📝 Bill Maher Doesn’t Get the Joke: A Review of Anthony L. Fisher’s Critique
By Janet Kira Lessin with Minerva
“Woke” used to mean awakened — not asleep, not complicit. But now it’s a slur. And it’s being used to erase the very movements that tried to bring peace, love, equality, and awareness to a broken world.
🌿 A Familiar Smear
There’s something deeply familiar about the manufactured panic over “wokeness.” I’ve lived long enough to watch the same people who once spat on civil rights marchers and burned Beatles records now shriek about gender pronouns and cancel culture.
Today’s anti-woke hysteria isn’t new — it’s just the old war on consciousness with a fresh coat of paint.

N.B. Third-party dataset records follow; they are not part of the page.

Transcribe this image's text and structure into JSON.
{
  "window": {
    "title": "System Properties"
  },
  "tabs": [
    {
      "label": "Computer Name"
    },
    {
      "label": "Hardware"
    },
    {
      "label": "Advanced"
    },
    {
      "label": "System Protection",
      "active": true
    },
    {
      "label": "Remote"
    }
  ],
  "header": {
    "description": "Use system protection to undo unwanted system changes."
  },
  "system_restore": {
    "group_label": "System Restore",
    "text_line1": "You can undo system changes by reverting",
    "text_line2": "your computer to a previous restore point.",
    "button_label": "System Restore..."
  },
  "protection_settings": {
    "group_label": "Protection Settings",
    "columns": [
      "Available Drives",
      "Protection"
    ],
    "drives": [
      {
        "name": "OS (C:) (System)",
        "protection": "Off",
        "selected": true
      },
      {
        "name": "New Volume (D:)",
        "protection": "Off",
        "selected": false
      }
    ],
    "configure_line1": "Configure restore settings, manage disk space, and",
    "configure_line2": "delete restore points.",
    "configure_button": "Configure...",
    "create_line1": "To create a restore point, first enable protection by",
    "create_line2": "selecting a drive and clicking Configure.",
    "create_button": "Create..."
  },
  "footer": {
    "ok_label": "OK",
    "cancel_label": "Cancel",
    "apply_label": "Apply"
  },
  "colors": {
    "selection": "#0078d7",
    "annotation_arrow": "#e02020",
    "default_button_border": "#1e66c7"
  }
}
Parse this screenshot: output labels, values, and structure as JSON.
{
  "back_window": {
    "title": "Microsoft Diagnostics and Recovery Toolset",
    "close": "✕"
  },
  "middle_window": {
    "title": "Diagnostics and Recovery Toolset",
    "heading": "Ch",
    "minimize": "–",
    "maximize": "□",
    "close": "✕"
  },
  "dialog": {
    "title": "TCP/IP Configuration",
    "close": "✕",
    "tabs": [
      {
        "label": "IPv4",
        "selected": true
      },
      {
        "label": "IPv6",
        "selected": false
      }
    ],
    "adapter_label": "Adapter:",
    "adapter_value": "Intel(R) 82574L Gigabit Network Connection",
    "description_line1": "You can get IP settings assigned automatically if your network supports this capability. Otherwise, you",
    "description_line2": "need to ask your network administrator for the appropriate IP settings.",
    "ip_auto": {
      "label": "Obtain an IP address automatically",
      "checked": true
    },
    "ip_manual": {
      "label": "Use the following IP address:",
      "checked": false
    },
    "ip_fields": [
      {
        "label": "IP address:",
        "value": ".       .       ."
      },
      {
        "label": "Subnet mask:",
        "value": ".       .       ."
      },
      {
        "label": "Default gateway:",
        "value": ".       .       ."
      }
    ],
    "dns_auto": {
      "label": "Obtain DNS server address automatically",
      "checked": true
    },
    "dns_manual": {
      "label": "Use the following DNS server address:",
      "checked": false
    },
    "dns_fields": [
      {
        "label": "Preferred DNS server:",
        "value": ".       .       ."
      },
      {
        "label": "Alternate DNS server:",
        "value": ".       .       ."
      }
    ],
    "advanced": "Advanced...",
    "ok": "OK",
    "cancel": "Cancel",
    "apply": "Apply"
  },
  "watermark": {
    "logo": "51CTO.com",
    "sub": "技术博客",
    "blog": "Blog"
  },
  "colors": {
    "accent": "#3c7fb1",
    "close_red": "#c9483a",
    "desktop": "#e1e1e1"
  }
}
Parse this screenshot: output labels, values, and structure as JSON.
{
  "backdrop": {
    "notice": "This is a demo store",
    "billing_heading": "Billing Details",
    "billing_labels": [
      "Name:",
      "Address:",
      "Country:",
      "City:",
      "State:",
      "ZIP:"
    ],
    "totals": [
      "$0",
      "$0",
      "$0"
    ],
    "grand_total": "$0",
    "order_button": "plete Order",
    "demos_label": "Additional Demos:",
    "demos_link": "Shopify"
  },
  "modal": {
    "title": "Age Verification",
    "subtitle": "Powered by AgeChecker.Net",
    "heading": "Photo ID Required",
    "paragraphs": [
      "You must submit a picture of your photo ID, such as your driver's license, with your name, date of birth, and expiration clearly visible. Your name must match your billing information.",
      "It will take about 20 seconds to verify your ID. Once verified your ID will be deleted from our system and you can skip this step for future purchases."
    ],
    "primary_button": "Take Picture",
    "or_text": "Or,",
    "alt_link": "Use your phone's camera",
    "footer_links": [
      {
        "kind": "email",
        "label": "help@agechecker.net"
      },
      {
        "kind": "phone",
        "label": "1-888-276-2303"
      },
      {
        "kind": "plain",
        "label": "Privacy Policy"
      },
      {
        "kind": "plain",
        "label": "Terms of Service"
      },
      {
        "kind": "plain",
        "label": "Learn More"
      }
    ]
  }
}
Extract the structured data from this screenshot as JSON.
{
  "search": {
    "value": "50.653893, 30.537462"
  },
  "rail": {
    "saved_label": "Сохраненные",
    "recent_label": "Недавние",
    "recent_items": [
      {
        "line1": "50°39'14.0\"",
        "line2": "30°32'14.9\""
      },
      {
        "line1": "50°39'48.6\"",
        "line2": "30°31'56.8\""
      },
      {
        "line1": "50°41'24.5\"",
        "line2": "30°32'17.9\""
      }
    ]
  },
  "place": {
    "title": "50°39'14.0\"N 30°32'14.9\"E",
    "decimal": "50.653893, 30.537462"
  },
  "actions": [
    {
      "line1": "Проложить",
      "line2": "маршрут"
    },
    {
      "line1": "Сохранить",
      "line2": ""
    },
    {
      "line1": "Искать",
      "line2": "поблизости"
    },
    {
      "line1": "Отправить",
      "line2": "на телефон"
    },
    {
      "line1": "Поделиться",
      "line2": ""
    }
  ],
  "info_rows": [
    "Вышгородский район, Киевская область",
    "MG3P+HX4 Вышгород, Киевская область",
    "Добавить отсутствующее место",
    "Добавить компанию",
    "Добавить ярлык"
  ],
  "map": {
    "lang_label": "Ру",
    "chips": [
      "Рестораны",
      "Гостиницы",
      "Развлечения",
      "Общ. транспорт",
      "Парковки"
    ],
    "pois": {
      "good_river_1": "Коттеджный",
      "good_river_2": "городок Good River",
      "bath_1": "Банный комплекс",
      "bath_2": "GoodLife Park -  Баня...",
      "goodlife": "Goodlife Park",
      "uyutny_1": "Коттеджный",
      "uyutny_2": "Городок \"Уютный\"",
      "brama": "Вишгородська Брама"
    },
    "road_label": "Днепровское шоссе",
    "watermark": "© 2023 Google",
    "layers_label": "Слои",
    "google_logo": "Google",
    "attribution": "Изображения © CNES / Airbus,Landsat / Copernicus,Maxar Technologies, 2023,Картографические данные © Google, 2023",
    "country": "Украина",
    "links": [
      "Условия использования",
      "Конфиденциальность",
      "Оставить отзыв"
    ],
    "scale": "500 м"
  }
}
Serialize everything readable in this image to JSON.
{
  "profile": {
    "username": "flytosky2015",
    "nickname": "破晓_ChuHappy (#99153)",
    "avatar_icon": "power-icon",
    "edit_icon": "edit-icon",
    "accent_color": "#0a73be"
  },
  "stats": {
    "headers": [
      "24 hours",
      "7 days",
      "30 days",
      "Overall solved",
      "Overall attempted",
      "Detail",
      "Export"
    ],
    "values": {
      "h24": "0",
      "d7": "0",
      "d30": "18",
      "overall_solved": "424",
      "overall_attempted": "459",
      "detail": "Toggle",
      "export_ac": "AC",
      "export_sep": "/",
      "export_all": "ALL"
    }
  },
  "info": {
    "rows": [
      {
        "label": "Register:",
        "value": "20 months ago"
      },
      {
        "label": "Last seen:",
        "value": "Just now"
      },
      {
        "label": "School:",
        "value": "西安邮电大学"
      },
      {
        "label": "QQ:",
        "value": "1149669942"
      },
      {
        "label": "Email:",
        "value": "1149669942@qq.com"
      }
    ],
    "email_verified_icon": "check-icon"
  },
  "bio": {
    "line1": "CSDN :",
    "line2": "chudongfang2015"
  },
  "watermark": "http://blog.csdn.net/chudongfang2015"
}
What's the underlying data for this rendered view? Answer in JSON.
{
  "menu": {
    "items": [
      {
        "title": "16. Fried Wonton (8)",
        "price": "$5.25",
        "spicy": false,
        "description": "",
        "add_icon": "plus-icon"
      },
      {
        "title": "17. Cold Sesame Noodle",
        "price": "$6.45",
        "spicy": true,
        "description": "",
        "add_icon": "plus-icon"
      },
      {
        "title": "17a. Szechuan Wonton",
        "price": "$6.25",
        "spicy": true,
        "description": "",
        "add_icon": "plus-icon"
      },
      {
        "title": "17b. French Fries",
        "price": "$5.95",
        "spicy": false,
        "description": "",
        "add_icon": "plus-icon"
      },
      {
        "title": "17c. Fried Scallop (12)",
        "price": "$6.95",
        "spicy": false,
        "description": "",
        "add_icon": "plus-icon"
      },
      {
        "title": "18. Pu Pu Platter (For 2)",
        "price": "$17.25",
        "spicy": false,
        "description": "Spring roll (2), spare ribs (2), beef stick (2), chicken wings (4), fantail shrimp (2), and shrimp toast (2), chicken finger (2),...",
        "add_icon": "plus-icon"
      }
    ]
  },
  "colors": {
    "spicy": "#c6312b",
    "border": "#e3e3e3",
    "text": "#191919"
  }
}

Bill Maher claims to see Trump as a threat, but spends more time criticizing “wokeness” than dismantling the machinery of fascism. His logic echoes the exact same attacks hurled at hippies, feminists, mystics, anti-war protestors, and anyone else who challenged the system in the ’60s, ’70s, and beyond. Only now it’s more sophisticated — it hides behind words like “rational,” “free speech,” and “common sense.”
But here’s the truth:
The right wing isn’t afraid of “woke” college students or spiritual seekers. They’re afraid of awakening itself.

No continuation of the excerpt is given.